Densho Digital Archive
Densho Visual History Collection
Title: Jim Akutsu Interview
Narrator: Jim Akutsu
Interviewer: Art Hansen
Location: Seattle, Washington
Date: June 9 and 12, 1997
Densho ID: denshovh-ajim-01-0023

<Begin Segment 23>

AH: Suicide is something that I'm fairly close to myself, having been married to a woman whose father committed suicide and her having a brother who attempted to commit suicide. And I've read enough about people in families sometimes famous like Ernest Hemingway where suicide runs through three or four generations. And I'm wondering about yourself, when you sort of think about the personality dynamics that go into when does a person sort of take their own life? And you're the inheritor of something culturally and through the family and stuff. What are your thoughts about that because I hardly ever get the chance to talk to somebody about such a profound thing as life and death in that way. You contemplated -- I don't mean contemplate suicide -- but do you contemplate the idea of suicide?

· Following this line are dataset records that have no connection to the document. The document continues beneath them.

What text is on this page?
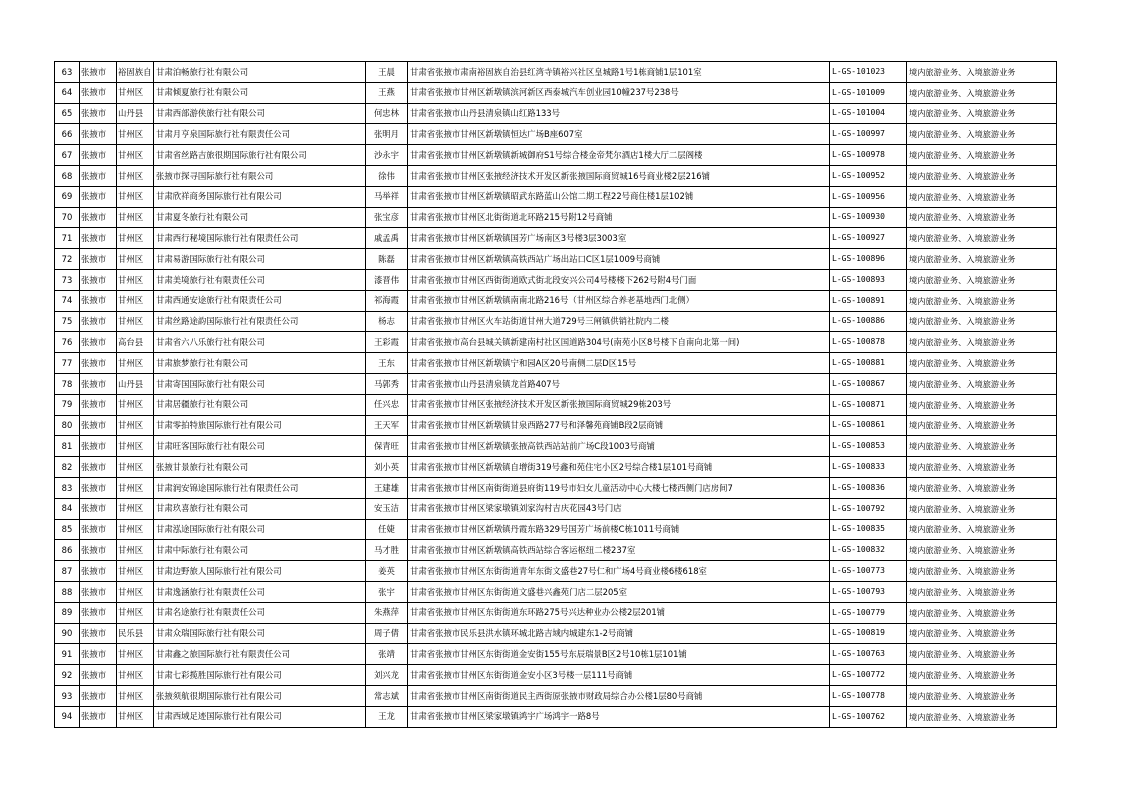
63	张掖市	裕固族自	甘肃泊畅旅行社有限公司	王晨	甘肃省张掖市肃南裕固族自治县红湾寺镇裕兴社区皇城路1号1栋商铺1层101室	L-GS-101023	境内旅游业务、入境旅游业务
64	张掖市	甘州区	甘肃倾夏旅行社有限公司	王燕	甘肃省张掖市甘州区新墩镇滨河新区西泰城汽车创业园10幢237号238号	L-GS-101009	境内旅游业务、入境旅游业务
65	张掖市	山丹县	甘肃西部游侠旅行社有限公司	何忠林	甘肃省张掖市山丹县清泉镇山红路133号	L-GS-101004	境内旅游业务、入境旅游业务
66	张掖市	甘州区	甘肃月亨泉国际旅行社有限责任公司	张明月	甘肃省张掖市甘州区新墩镇恒达广场B座607室	L-GS-100997	境内旅游业务、入境旅游业务
67	张掖市	甘州区	甘肃省丝路吉旅很期国际旅行社有限公司	沙永宇	甘肃省张掖市甘州区新墩镇新城御府S1号综合楼金帝梵尔酒店1楼大厅二层阁楼	L-GS-100978	境内旅游业务、入境旅游业务
68	张掖市	甘州区	张掖市探寻国际旅行社有限公司	徐伟	甘肃省张掖市甘州区张掖经济技术开发区新张掖国际商贸城16号商业楼2层216铺	L-GS-100952	境内旅游业务、入境旅游业务
69	张掖市	甘州区	甘肃欣祥商务国际旅行社有限公司	马举祥	甘肃省张掖市甘州区新墩镇昭武东路蓝山公馆二期工程22号商住楼1层102铺	L-GS-100956	境内旅游业务、入境旅游业务
70	张掖市	甘州区	甘肃夏冬旅行社有限公司	张宝彦	甘肃省张掖市甘州区北街街道北环路215号附12号商铺	L-GS-100930	境内旅游业务、入境旅游业务
71	张掖市	甘州区	甘肃西行秘境国际旅行社有限责任公司	戚孟禹	甘肃省张掖市甘州区新墩镇国芳广场南区3号楼3层3003室	L-GS-100927	境内旅游业务、入境旅游业务
72	张掖市	甘州区	甘肃易游国际旅行社有限公司	陈磊	甘肃省张掖市甘州区新墩镇高铁西站广场出站口C区1层1009号商铺	L-GS-100896	境内旅游业务、入境旅游业务
73	张掖市	甘州区	甘肃美境旅行社有限责任公司	漆晋伟	甘肃省张掖市甘州区西街街道欧式街北段安兴公司4号楼楼下262号附4号门面	L-GS-100893	境内旅游业务、入境旅游业务
74	张掖市	甘州区	甘肃西通安途旅行社有限责任公司	祁海霞	甘肃省张掖市甘州区新墩镇南南北路216号（甘州区综合养老基地西门北侧）	L-GS-100891	境内旅游业务、入境旅游业务
75	张掖市	甘州区	甘肃丝路途韵国际旅行社有限责任公司	杨志	甘肃省张掖市甘州区火车站街道甘州大道729号三闸镇供销社院内二楼	L-GS-100886	境内旅游业务、入境旅游业务
76	张掖市	高台县	甘肃省六八乐旅行社有限公司	王彩霞	甘肃省张掖市高台县城关镇新建南村社区国道路304号(南苑小区8号楼下自南向北第一间)	L-GS-100878	境内旅游业务、入境旅游业务
77	张掖市	甘州区	甘肃旅梦旅行社有限公司	王东	甘肃省张掖市甘州区新墩镇宁和园A区20号南侧二层D区15号	L-GS-100881	境内旅游业务、入境旅游业务
78	张掖市	山丹县	甘肃寄国国际旅行社有限公司	马郭秀	甘肃省张掖市山丹县清泉镇龙首路407号	L-GS-100867	境内旅游业务、入境旅游业务
79	张掖市	甘州区	甘肃居疆旅行社有限公司	任兴忠	甘肃省张掖市甘州区张掖经济技术开发区新张掖国际商贸城29栋203号	L-GS-100871	境内旅游业务、入境旅游业务
80	张掖市	甘州区	甘肃零拍特旅国际旅行社有限公司	王天军	甘肃省张掖市甘州区新墩镇甘泉西路277号和泽馨苑商铺B段2层商铺	L-GS-100861	境内旅游业务、入境旅游业务
81	张掖市	甘州区	甘肃旺客国际旅行社有限公司	保青旺	甘肃省张掖市甘州区新墩镇张掖高铁西站站前广场C段1003号商铺	L-GS-100853	境内旅游业务、入境旅游业务
82	张掖市	甘州区	张掖甘景旅行社有限公司	刘小英	甘肃省张掖市甘州区新墩镇自增街319号鑫和苑住宅小区2号综合楼1层101号商铺	L-GS-100833	境内旅游业务、入境旅游业务
83	张掖市	甘州区	甘肃润安锦途国际旅行社有限责任公司	王建雄	甘肃省张掖市甘州区南街街道县府街119号市妇女儿童活动中心大楼七楼西侧门店房间7	L-GS-100836	境内旅游业务、入境旅游业务
84	张掖市	甘州区	甘肃玖喜旅行社有限公司	安玉洁	甘肃省张掖市甘州区梁家墩镇刘家沟村吉庆花园43号门店	L-GS-100792	境内旅游业务、入境旅游业务
85	张掖市	甘州区	甘肃泓途国际旅行社有限公司	任婕	甘肃省张掖市甘州区新墩镇丹霞东路329号国芳广场前楼C栋1011号商铺	L-GS-100835	境内旅游业务、入境旅游业务
86	张掖市	甘州区	甘肃中际旅行社有限公司	马才胜	甘肃省张掖市甘州区新墩镇高铁西站综合客运枢纽二楼237室	L-GS-100832	境内旅游业务、入境旅游业务
87	张掖市	甘州区	甘肃边野旅人国际旅行社有限公司	姜英	甘肃省张掖市甘州区东街街道青年东街文盛巷27号仁和广场4号商业楼6楼618室	L-GS-100773	境内旅游业务、入境旅游业务
88	张掖市	甘州区	甘肃逸涵旅行社有限责任公司	张宇	甘肃省张掖市甘州区东街街道文盛巷兴鑫苑门店二层205室	L-GS-100793	境内旅游业务、入境旅游业务
89	张掖市	甘州区	甘肃名途旅行社有限责任公司	朱燕萍	甘肃省张掖市甘州区东街街道东环路275号兴达种业办公楼2层201铺	L-GS-100779	境内旅游业务、入境旅游业务
90	张掖市	民乐县	甘肃众瑞国际旅行社有限公司	周子倩	甘肃省张掖市民乐县洪水镇环城北路吉域内城建东1-2号商铺	L-GS-100819	境内旅游业务、入境旅游业务
91	张掖市	甘州区	甘肃鑫之旅国际旅行社有限责任公司	张靖	甘肃省张掖市甘州区东街街道金安街155号东辰瑞景B区2号10栋1层101铺	L-GS-100763	境内旅游业务、入境旅游业务
92	张掖市	甘州区	甘肃七彩揽胜国际旅行社有限公司	刘兴龙	甘肃省张掖市甘州区东街街道金安小区3号楼一层111号商铺	L-GS-100772	境内旅游业务、入境旅游业务
93	张掖市	甘州区	张掖须航很期国际旅行社有限公司	常志斌	甘肃省张掖市甘州区南街街道民主西街原张掖市财政局综合办公楼1层80号商铺	L-GS-100778	境内旅游业务、入境旅游业务
94	张掖市	甘州区	甘肃西域足迹国际旅行社有限公司	王龙	甘肃省张掖市甘州区梁家墩镇鸿宇广场鸿宇一路8号	L-GS-100762	境内旅游业务、入境旅游业务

JA: No, not me, I never got myself into that position. But in my mother's case, like me, I could take a lot of, what you call crap, from anybody and I used to hand it right back to them. So I was very strong physically, so if somebody says something, I just turned around and I just give them a dirty look and they just back off. But in my mother's case, it was the Issei who constantly, "Hey, your son's a draft evader, coward, chicken shit," and kept pressing, and cut her off, cut her off, cut her off. And there's only one family, Uchida, that communicated with her. All the rest of the Japanese community kind of cut her off, just isolated her.

AH: Here in Seattle?

JA: In Seattle, back here in Seattle. And it was almost like that about the time when all this reactivation of Selective Service and what I was going to do. But I want to get back to this Selective Service where I had the talk with Min Yasui. I want to get back to it -- remind me.

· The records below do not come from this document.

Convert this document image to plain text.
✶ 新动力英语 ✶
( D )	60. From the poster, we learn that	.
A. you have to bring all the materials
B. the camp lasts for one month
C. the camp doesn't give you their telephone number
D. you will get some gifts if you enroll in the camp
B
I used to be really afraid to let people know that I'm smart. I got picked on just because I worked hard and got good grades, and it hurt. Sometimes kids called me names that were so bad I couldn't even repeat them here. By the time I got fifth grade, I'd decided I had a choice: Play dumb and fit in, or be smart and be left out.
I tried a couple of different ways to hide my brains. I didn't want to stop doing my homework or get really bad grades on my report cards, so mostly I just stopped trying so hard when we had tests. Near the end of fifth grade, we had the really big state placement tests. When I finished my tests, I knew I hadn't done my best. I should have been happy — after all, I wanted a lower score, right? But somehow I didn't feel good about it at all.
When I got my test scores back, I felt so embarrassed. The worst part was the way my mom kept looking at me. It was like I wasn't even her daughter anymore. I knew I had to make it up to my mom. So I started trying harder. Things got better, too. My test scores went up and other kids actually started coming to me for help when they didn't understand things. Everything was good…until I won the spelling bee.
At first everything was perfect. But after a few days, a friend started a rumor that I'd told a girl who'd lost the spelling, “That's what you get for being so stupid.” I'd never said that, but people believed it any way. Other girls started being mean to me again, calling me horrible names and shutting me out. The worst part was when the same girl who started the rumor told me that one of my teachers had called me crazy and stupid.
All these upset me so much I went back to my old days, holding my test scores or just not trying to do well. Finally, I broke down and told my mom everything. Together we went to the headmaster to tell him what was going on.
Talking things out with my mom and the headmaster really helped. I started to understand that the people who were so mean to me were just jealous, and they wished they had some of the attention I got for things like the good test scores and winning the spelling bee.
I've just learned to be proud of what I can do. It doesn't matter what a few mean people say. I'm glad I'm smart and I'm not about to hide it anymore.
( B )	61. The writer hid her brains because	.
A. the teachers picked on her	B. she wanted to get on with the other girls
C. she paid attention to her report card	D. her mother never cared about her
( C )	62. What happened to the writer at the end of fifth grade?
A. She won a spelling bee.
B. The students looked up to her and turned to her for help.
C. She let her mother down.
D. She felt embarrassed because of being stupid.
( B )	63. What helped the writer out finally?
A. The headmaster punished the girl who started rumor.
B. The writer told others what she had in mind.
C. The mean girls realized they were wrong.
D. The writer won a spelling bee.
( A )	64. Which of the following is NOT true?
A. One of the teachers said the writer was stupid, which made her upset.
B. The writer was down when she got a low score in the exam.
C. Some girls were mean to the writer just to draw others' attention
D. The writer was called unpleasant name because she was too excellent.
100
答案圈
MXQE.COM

AH: Oh, I'm going to spend a lot of time on that, you bet. Okay, go ahead.

JA: But anyway, the Japanese Issei community cut her off, very cold. And then she used to go to church and she used to be just like a janitor. And one day, this Reverend, Reverend Oda -- this was at Nichiren Church -- from the pew he said, "There's a very educated woman who does all the toilet cleaning and you people use it and you don't know about it." But anyway, people figured who it was and they resented and they told her, "Get out, we don't want you here."

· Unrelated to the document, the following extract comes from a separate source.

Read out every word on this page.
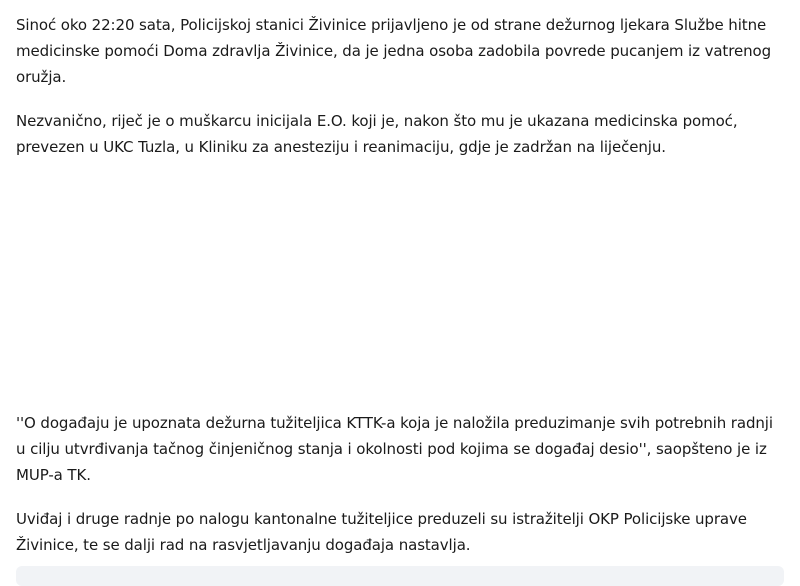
Sinoć oko 22:20 sata, Policijskoj stanici Živinice prijavljeno je od strane dežurnog ljekara Službe hitne medicinske pomoći Doma zdravlja Živinice, da je jedna osoba zadobila povrede pucanjem iz vatrenog oružja.

Nezvanično, riječ je o muškarcu inicijala E.O. koji je, nakon što mu je ukazana medicinska pomoć, prevezen u UKC Tuzla, u Kliniku za anesteziju i reanimaciju, gdje je zadržan na liječenju.

''O događaju je upoznata dežurna tužiteljica KTTK-a koja je naložila preduzimanje svih potrebnih radnji u cilju utvrđivanja tačnog činjeničnog stanja i okolnosti pod kojima se događaj desio'', saopšteno je iz MUP-a TK.

Uviđaj i druge radnje po nalogu kantonalne tužiteljice preduzeli su istražitelji OKP Policijske uprave Živinice, te se dalji rad na rasvjetljavanju događaja nastavlja.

AH: The parishioners told her that?

JA: Yeah, so finally she came back, and there's no place for her to go. So she stayed in this one small dingy room and she was just... at the beginning she says, "I can't go anywhere, I can't even go to church." And she sat there, and whatever she was thinking, and that is what led her to committing suicide. But not... she started and she ended up in the Harborview Hospital where she strangled herself. And, you know, the terrible thing was, the night or the day it happened, I heard about that. But the nurse, we were having a kind of a mushroom bake or wiener roast at Alki, and this woman came, and said, and explained how she committed suicide.

AH: She explained to who?

JA: To the whole group.

AH: Really? And you were there?

JA: And I was there and this one... there was a couple of 'em who were nurses at same place, they tried to keep her down, to say that, "Jim is here." And no, she couldn't, she had to blurb the whole thing out, over and over and that's where I found out how she killed herself.

AH: Even when people were trying to tell her that you were there, and then she just kept going on in front of all these people?

JA: Right, and that's the kind of attitude I had to come up through. I was strong enough and I could take that, but my mother, on the other hand, she wasn't, you know, mentally that strong.